India’s Army chief General Bipin Rawat is not someone who usually praises China. However, while speaking at a function in Delhi on March 13, he applauded Beijing's approach of simultaneously enhancing its military prowess with its rapid economic growth.
His argument was India should take same approach and increase its military expenditure to provide an enabling environment for the economic growth.
The vice chief of Army Staff has also told a parliamentary panel that this year’s Budget allocation is inadequate for the basic needs of the armed forces. It is understandable when the Army asks for more resources, however, when General Rawat makes comparisons with China he should know that while China spends for its military 1.9 per cent of its gross domestic products (GDP), India spends 2.5 per cent of its GDP.
India’s military expenditure of 2.5 per cent of the GDP is also higher than the global average, which is equivalent to 2.2 per cent of the global GDP.
General Rawat only sees that India spends on military $55 billion while China spends $225 billion. However, he ignores that fact that India’s GDP is US 2.2 trillion and China’s GDP has reached to $11.2 trillion.
While India’s Army generals are complaining about the Budget allocated to its military, the highly reputed Stockholm International Peace Research Institute (SIPRI) has released the latest data on the volume of international transfers of major weapons.
According to SIPRI data, India was the largest importer of major arms in the past five years, single-handedly buying 12 per cent of the global total.
India’s arms import has increased 24 per cent in the past five years compared with previous five years. American manufactures are the major beneficiaries of this increased arms import. In the past five years, India’s arms imports from the US has increased more than five times. While India’s arms import has increased substantially, the arms imports of Pakistan, with whom India has fought most of its wars since independence, has decreased by 36 per cent. So, why does the Indian Army still complain over the allocated Budget to the military?
In spite of a powerful section of the Indian media always highlighting the country’s slow and tedious process to buy arms from foreign manufacturers, India has been the largest arms purchaser in the world not only for the past five years, but also from the beginning of this century. Since 2000, according to SIPRI data, India has brought arms worth $46.8 billion compared with China’s $35 billion. Pakistan’s buying of any foreign military hardware becomes a sensational news in India. However, since 2000, Pakistan’s total purchase of arms from foreign market is only $14.4 billion.
It is not Pakistan’s army, but the China-Pakistan axis that has become the worry for Indian military. The good relationship between China and Pakistan is not a new development, but what is new is that India’s relations with China has reached a new low in the past two years.
For the first time since 1970s, India is seriously worried over the possibility of armed conflict with China. The Modi government’s signing of the Logistics Exchange Memorandum of Agreement (LEMOA) with the US, boycotting of China’s Belt and Road Forum (BRF) meeting and whimsical decision for an unnecessary standoff at Doklam have not only made China an open enemy, but have also given incentives to Beijing to not bond further with Islamabad as well as other key neighbors of India.

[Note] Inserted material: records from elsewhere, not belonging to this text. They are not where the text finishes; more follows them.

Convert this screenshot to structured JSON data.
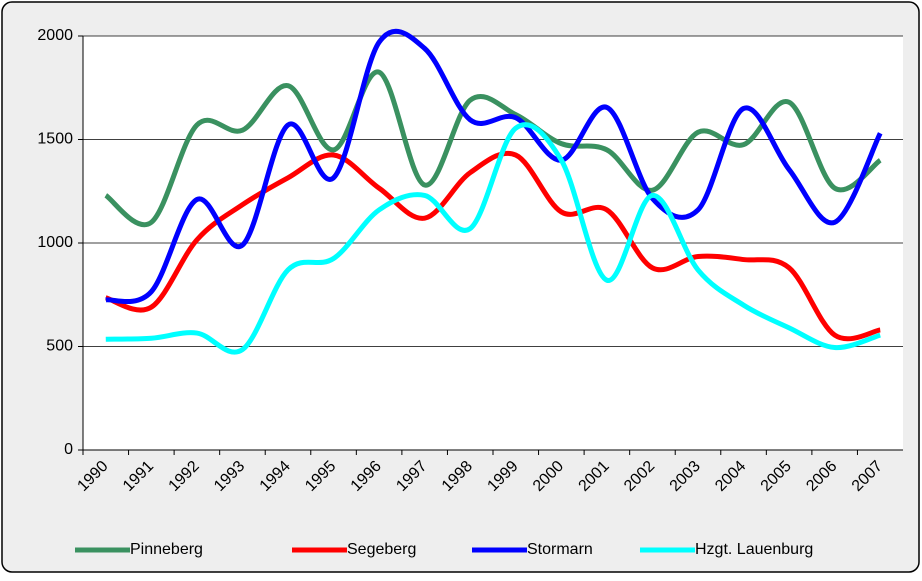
{
  "chart_data": {
    "type": "line",
    "smooth": true,
    "grid": true,
    "legend": "bottom",
    "categories": [
      "1990",
      "1991",
      "1992",
      "1993",
      "1994",
      "1995",
      "1996",
      "1997",
      "1998",
      "1999",
      "2000",
      "2001",
      "2002",
      "2003",
      "2004",
      "2005",
      "2006",
      "2007"
    ],
    "series": [
      {
        "name": "Pinneberg",
        "color": "#3a9160",
        "values": [
          1230,
          1100,
          1570,
          1545,
          1760,
          1450,
          1825,
          1280,
          1690,
          1620,
          1480,
          1450,
          1255,
          1535,
          1475,
          1680,
          1265,
          1400
        ]
      },
      {
        "name": "Segeberg",
        "color": "#ff0000",
        "values": [
          735,
          690,
          1015,
          1185,
          1315,
          1425,
          1265,
          1120,
          1340,
          1425,
          1150,
          1160,
          880,
          935,
          920,
          880,
          555,
          580
        ]
      },
      {
        "name": "Stormarn",
        "color": "#0000ff",
        "values": [
          725,
          765,
          1210,
          990,
          1570,
          1315,
          1970,
          1940,
          1595,
          1605,
          1400,
          1655,
          1215,
          1160,
          1650,
          1355,
          1100,
          1530
        ]
      },
      {
        "name": "Hzgt. Lauenburg",
        "color": "#00ffff",
        "values": [
          535,
          540,
          565,
          485,
          870,
          925,
          1160,
          1230,
          1070,
          1555,
          1400,
          820,
          1230,
          870,
          700,
          590,
          495,
          555
        ]
      }
    ],
    "ylim": [
      0,
      2000
    ],
    "yticks": [
      0,
      500,
      1000,
      1500,
      2000
    ]
  }
}
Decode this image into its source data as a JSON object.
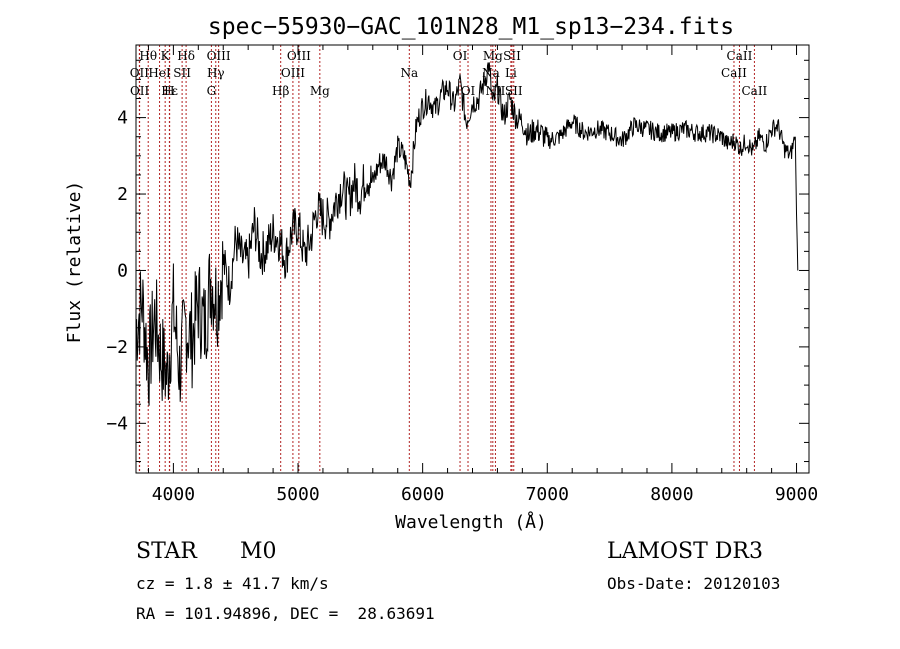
{
  "chart_data": {
    "type": "line",
    "title": "spec−55930−GAC_101N28_M1_sp13−234.fits",
    "xlabel": "Wavelength (Å)",
    "ylabel": "Flux (relative)",
    "xlim": [
      3700,
      9100
    ],
    "ylim": [
      -5.3,
      5.9
    ],
    "x_ticks": [
      4000,
      5000,
      6000,
      7000,
      8000,
      9000
    ],
    "y_ticks": [
      -4,
      -2,
      0,
      2,
      4
    ],
    "grid": false,
    "colors": {
      "spectrum": "#000000",
      "line_marker": "#b22222"
    },
    "series": [
      {
        "name": "spectrum",
        "x": [
          3700,
          3750,
          3800,
          3850,
          3900,
          3950,
          4000,
          4050,
          4100,
          4150,
          4200,
          4250,
          4300,
          4350,
          4400,
          4450,
          4500,
          4550,
          4600,
          4650,
          4700,
          4750,
          4800,
          4850,
          4900,
          4950,
          5000,
          5050,
          5100,
          5150,
          5200,
          5250,
          5300,
          5350,
          5400,
          5450,
          5500,
          5550,
          5600,
          5650,
          5700,
          5750,
          5800,
          5850,
          5890,
          5900,
          5950,
          6000,
          6050,
          6100,
          6150,
          6200,
          6250,
          6300,
          6350,
          6400,
          6450,
          6500,
          6530,
          6563,
          6600,
          6650,
          6700,
          6750,
          6800,
          6850,
          6900,
          6950,
          7000,
          7100,
          7200,
          7300,
          7400,
          7500,
          7600,
          7700,
          7800,
          7900,
          8000,
          8100,
          8200,
          8300,
          8400,
          8450,
          8500,
          8550,
          8600,
          8650,
          8700,
          8750,
          8800,
          8850,
          8900,
          8950,
          8990,
          9000,
          9010
        ],
        "y": [
          -1.5,
          -0.8,
          -2.5,
          -1.2,
          -2.2,
          -2.8,
          -1.0,
          -2.6,
          -1.4,
          -1.8,
          -0.8,
          -1.5,
          -0.2,
          -0.8,
          0.2,
          -0.4,
          0.8,
          0.3,
          0.2,
          1.2,
          0.4,
          0.6,
          1.0,
          0.8,
          0.3,
          1.0,
          1.2,
          0.4,
          0.8,
          1.6,
          1.4,
          1.3,
          1.8,
          2.2,
          1.8,
          2.3,
          2.0,
          2.5,
          2.3,
          2.8,
          2.9,
          2.4,
          3.2,
          3.0,
          2.5,
          2.3,
          3.8,
          4.3,
          4.5,
          4.2,
          4.6,
          4.8,
          4.3,
          4.9,
          3.9,
          4.4,
          4.5,
          5.0,
          5.4,
          4.3,
          4.8,
          4.0,
          4.5,
          4.0,
          3.9,
          3.5,
          3.7,
          3.6,
          3.4,
          3.5,
          3.9,
          3.6,
          3.7,
          3.6,
          3.4,
          3.8,
          3.7,
          3.6,
          3.6,
          3.7,
          3.6,
          3.6,
          3.5,
          3.3,
          3.4,
          3.2,
          3.4,
          3.1,
          3.5,
          3.3,
          3.7,
          3.8,
          3.2,
          3.0,
          3.5,
          1.5,
          0.0
        ]
      }
    ],
    "line_markers": [
      {
        "label": "Hθ",
        "wavelength": 3798,
        "row": 0
      },
      {
        "label": "K",
        "wavelength": 3934,
        "row": 0
      },
      {
        "label": "Hδ",
        "wavelength": 4102,
        "row": 0
      },
      {
        "label": "OIII",
        "wavelength": 4363,
        "row": 0
      },
      {
        "label": "OIII",
        "wavelength": 5007,
        "row": 0
      },
      {
        "label": "OI",
        "wavelength": 6300,
        "row": 0
      },
      {
        "label": "Mg",
        "wavelength": 6563,
        "row": 0
      },
      {
        "label": "SII",
        "wavelength": 6717,
        "row": 0
      },
      {
        "label": "CaII",
        "wavelength": 8542,
        "row": 0
      },
      {
        "label": "OII",
        "wavelength": 3727,
        "row": 1
      },
      {
        "label": "HeI",
        "wavelength": 3889,
        "row": 1
      },
      {
        "label": "SII",
        "wavelength": 4070,
        "row": 1
      },
      {
        "label": "Hγ",
        "wavelength": 4340,
        "row": 1
      },
      {
        "label": "OIII",
        "wavelength": 4959,
        "row": 1
      },
      {
        "label": "Na",
        "wavelength": 5893,
        "row": 1
      },
      {
        "label": "Na",
        "wavelength": 6548,
        "row": 1
      },
      {
        "label": "Li",
        "wavelength": 6708,
        "row": 1
      },
      {
        "label": "CaII",
        "wavelength": 8498,
        "row": 1
      },
      {
        "label": "OII",
        "wavelength": 3729,
        "row": 2
      },
      {
        "label": "Hε",
        "wavelength": 3970,
        "row": 2
      },
      {
        "label": "H",
        "wavelength": 3968,
        "row": 2
      },
      {
        "label": "G",
        "wavelength": 4305,
        "row": 2
      },
      {
        "label": "Hβ",
        "wavelength": 4861,
        "row": 2
      },
      {
        "label": "Mg",
        "wavelength": 5175,
        "row": 2
      },
      {
        "label": "OI",
        "wavelength": 6364,
        "row": 2
      },
      {
        "label": "NII",
        "wavelength": 6584,
        "row": 2
      },
      {
        "label": "SII",
        "wavelength": 6731,
        "row": 2
      },
      {
        "label": "CaII",
        "wavelength": 8662,
        "row": 2
      }
    ]
  },
  "info": {
    "object_class": "STAR",
    "subclass": "M0",
    "survey": "LAMOST DR3",
    "redshift": "cz = 1.8 ± 41.7 km/s",
    "obs_date": "Obs-Date: 20120103",
    "coords": "RA = 101.94896, DEC =  28.63691"
  }
}
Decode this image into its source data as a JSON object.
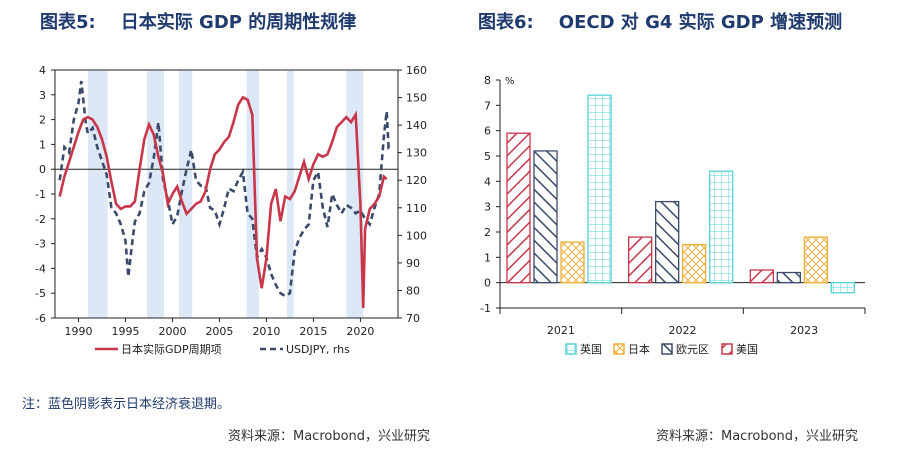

With achieving rapid economic development, China has not only become almost self-sufficient in producing its own weapons, but also according to the SIPRI data, it has become world’s fifth-largest arms exporter. Its arms export has increased by 38 per cent in the past five years compared to the previous period. Moreover, to add to India’s vulnerabilities, the major importers of Chinese arms are countries in India’s neighborhood.
As expected, Pakistan is the main recipient of Chinese arms export. However, countries like Bangladesh and Myanmar are also buying most of their arms from China. In this process, China, as Siemon Wezeman, senior researcher with the SIPRI Arms and Military Expenditure Programme, observes, "continues to strengthen its relations with Pakistan, Bangladesh and Myanmar through arms supplies".
As SIPRI data clearly says, India is not behind any country in buying its weapons. But, by buying more arms a country does not get peace and security. If that would have been the case, the West Asian region would have been the most peaceful region in the world and Saudi Arabia would have been most secured nation on earth.
When a country’s security is focused on buying more arms, this strategy rather buys more insecurity and vulnerabilities. As Jan Eliasson, former deputy secretary general of the UN and the present chair of the SIPRI governing board, rightly warns, “The increased flow of arms raises concerns over their impact on international peace and security.”
To feel secure, a country needs to know not only how powerful is its militarily, but also how strong its enemy states are. A smart foreign policy is a critical security provider for the country.
Indian Army is feeling vulnerable these days not because of less purchase of arms by the country, but because it faces a real threat of fighting war simultaneously on two fronts while the country is increasingly feeling lonely in the region.
For this increased insecurity, it is not the lack of arms, but the failed foreign policy of the Modi government that is to be blamed.